More great views of the city from SUMMIT One Vanderbilt. In the distance you can see some of the other new additions to New York’s impressive skiyline.

New York has a number of viewing platforms and observation decks, but you might have missed out on two of the newest if you haven’t visited for a while. Over by Hudson Yards you’ll find The Edge but closer to where I was located there’s SUMMIT One Vanderbilt which is part art installation and part multisensory viewing experience. Social media feeds are full of images from here, and its an even better destination in person.

The Museum of Modern Art (MoMA) is always popular with a regular rotation of exhibitions and installations. Try heading out to Queens to see MoMA PS1 if you want a more relaxed view of New York’s art scene in unassuming surroundings. Another highlight is the Whitney Museum of American Art in West Village, an area which has seen incredible renovation in recent years. From here you can get a closer look at Little Island, a new public park and art space on the Hudson River. Most people walk to and from here along the High Line, a public green footpath on an elevated rail line that New Yorkers have been raving about since it opened in full in 2019.

Two other museums to explore are the New York Historical Society and the American Museum of Natural History. Leave plenty of time for both as there are a number of unique exhibitions here that cover both the history of the city as well as America’s turbulent past.

If you have a little longer, be sure to visit the revamped David Geffen Hall at the Lincoln Centre. The home of the New York Philharmonic has undergone a facelift and only reopened in October 2022. The new entrance is now a more welcoming space with a huge video wall that will stream performances to a much larger audience than can fit in the main hall.

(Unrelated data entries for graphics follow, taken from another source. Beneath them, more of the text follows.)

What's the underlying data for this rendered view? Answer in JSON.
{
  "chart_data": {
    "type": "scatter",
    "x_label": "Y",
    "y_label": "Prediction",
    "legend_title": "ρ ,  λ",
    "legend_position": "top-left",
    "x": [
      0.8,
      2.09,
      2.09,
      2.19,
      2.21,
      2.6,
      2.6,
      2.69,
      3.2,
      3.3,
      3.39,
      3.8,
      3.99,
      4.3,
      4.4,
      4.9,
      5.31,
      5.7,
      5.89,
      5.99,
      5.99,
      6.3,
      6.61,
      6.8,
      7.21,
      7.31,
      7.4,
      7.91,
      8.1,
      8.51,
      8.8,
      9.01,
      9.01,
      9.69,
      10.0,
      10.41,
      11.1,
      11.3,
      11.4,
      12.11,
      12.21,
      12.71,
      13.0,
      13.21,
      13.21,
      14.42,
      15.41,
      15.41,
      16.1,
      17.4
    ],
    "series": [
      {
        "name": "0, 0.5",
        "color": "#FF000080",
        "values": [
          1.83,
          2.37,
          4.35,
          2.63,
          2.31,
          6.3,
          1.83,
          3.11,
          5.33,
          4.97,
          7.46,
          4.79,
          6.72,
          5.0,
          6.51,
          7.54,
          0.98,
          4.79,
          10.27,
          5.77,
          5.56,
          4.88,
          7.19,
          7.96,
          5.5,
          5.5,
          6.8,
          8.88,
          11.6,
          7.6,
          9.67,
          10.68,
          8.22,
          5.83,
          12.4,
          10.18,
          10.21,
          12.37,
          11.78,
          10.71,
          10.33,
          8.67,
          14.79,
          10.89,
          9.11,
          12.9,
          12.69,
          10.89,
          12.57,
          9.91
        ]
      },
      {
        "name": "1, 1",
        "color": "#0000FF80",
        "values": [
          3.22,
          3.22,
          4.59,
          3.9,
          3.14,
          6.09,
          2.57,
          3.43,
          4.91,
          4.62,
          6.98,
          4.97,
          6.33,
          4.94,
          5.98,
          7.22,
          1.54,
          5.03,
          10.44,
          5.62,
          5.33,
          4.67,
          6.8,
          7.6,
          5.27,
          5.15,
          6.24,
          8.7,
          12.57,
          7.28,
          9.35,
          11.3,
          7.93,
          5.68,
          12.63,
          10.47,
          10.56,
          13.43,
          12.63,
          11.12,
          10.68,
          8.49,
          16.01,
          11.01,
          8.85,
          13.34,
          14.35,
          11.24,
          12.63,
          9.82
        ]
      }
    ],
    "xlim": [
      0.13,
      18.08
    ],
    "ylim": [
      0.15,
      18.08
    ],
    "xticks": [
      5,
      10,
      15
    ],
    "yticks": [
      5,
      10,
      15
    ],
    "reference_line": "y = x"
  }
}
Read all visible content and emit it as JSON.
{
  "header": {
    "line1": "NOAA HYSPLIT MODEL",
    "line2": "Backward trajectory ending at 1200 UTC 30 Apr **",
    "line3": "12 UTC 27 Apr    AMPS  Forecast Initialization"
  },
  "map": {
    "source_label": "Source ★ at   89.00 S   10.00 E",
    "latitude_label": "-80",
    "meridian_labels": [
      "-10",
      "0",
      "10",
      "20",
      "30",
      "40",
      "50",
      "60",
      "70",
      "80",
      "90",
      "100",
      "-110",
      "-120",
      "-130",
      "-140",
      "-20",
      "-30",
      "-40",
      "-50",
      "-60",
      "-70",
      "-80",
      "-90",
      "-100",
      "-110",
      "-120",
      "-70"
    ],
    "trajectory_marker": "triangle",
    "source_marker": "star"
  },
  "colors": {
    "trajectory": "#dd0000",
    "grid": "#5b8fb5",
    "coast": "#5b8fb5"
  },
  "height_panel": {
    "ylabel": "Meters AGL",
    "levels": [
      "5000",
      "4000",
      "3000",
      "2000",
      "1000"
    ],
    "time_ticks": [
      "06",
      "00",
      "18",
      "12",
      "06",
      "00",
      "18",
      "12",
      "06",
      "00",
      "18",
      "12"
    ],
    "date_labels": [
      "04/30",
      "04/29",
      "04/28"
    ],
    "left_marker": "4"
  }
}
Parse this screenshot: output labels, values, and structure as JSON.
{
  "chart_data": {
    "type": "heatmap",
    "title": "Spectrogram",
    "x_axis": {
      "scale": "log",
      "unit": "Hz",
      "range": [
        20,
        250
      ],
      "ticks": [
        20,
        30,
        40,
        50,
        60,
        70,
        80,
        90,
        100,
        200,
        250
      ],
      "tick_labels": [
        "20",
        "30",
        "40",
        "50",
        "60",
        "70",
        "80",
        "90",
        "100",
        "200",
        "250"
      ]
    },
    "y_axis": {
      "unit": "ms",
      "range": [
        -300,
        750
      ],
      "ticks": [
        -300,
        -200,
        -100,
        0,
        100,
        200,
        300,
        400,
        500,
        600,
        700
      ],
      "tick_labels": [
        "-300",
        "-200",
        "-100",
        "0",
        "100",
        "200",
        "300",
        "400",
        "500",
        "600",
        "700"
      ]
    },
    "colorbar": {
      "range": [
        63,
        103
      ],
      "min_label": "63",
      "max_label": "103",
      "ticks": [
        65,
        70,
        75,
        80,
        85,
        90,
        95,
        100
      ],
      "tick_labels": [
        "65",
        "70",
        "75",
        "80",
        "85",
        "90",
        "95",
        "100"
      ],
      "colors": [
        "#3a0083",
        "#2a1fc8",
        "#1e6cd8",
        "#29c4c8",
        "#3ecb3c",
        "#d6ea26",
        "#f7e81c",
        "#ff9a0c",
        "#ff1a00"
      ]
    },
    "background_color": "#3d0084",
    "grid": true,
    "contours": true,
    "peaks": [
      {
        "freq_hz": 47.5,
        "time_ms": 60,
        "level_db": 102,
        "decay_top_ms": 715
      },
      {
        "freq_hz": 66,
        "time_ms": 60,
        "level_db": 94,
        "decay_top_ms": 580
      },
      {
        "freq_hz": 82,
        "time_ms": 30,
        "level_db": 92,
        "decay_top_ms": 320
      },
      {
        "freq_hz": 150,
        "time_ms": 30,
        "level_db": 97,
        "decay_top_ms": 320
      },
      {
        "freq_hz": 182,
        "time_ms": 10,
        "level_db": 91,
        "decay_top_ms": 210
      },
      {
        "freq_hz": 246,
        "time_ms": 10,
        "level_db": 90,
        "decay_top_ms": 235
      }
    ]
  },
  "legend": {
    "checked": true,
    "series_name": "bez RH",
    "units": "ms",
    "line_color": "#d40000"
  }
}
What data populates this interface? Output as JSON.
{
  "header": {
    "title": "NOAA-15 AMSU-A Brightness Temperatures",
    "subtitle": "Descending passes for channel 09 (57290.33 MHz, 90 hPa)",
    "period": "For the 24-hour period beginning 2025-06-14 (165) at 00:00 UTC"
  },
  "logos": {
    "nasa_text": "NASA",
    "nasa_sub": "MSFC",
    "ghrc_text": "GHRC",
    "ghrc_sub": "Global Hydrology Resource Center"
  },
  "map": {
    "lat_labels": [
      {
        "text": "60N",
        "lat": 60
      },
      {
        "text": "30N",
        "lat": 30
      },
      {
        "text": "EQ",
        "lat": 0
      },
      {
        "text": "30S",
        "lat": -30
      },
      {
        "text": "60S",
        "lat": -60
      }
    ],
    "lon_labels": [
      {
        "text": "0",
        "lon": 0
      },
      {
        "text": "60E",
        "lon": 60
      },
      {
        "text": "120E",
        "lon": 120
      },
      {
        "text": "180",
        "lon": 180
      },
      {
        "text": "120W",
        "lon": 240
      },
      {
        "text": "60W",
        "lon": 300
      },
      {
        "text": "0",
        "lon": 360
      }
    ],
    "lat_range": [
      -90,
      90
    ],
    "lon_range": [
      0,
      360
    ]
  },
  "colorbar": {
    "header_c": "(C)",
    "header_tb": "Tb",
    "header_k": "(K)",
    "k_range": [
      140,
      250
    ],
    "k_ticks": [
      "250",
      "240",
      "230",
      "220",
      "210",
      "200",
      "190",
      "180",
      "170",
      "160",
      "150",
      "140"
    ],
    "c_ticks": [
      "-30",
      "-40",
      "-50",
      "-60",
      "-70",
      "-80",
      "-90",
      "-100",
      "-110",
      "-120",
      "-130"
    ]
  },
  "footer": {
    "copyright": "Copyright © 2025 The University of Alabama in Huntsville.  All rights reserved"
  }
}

Explore one of the best spaces in New York with a yoga and bike tour of Central Park

One final tip if you want to try something different in the city is a morning yoga and bike ride through Central Park. Yes, you heard that right, you can now do both and learn more about the biggest green space in New York.

See, I told you the city had changed…

Return fares from London Heathrow to New York/Newark start at £499 (Economy), £1208 (United Premium Plus) and £3188 (United Polaris business). All fares include taxes and checked baggage. United currently runs six daily flights between London and New York/Newark, and will be adding one more in the summer of 2023.

CityPASS is available from $119 per adult and $101 per child.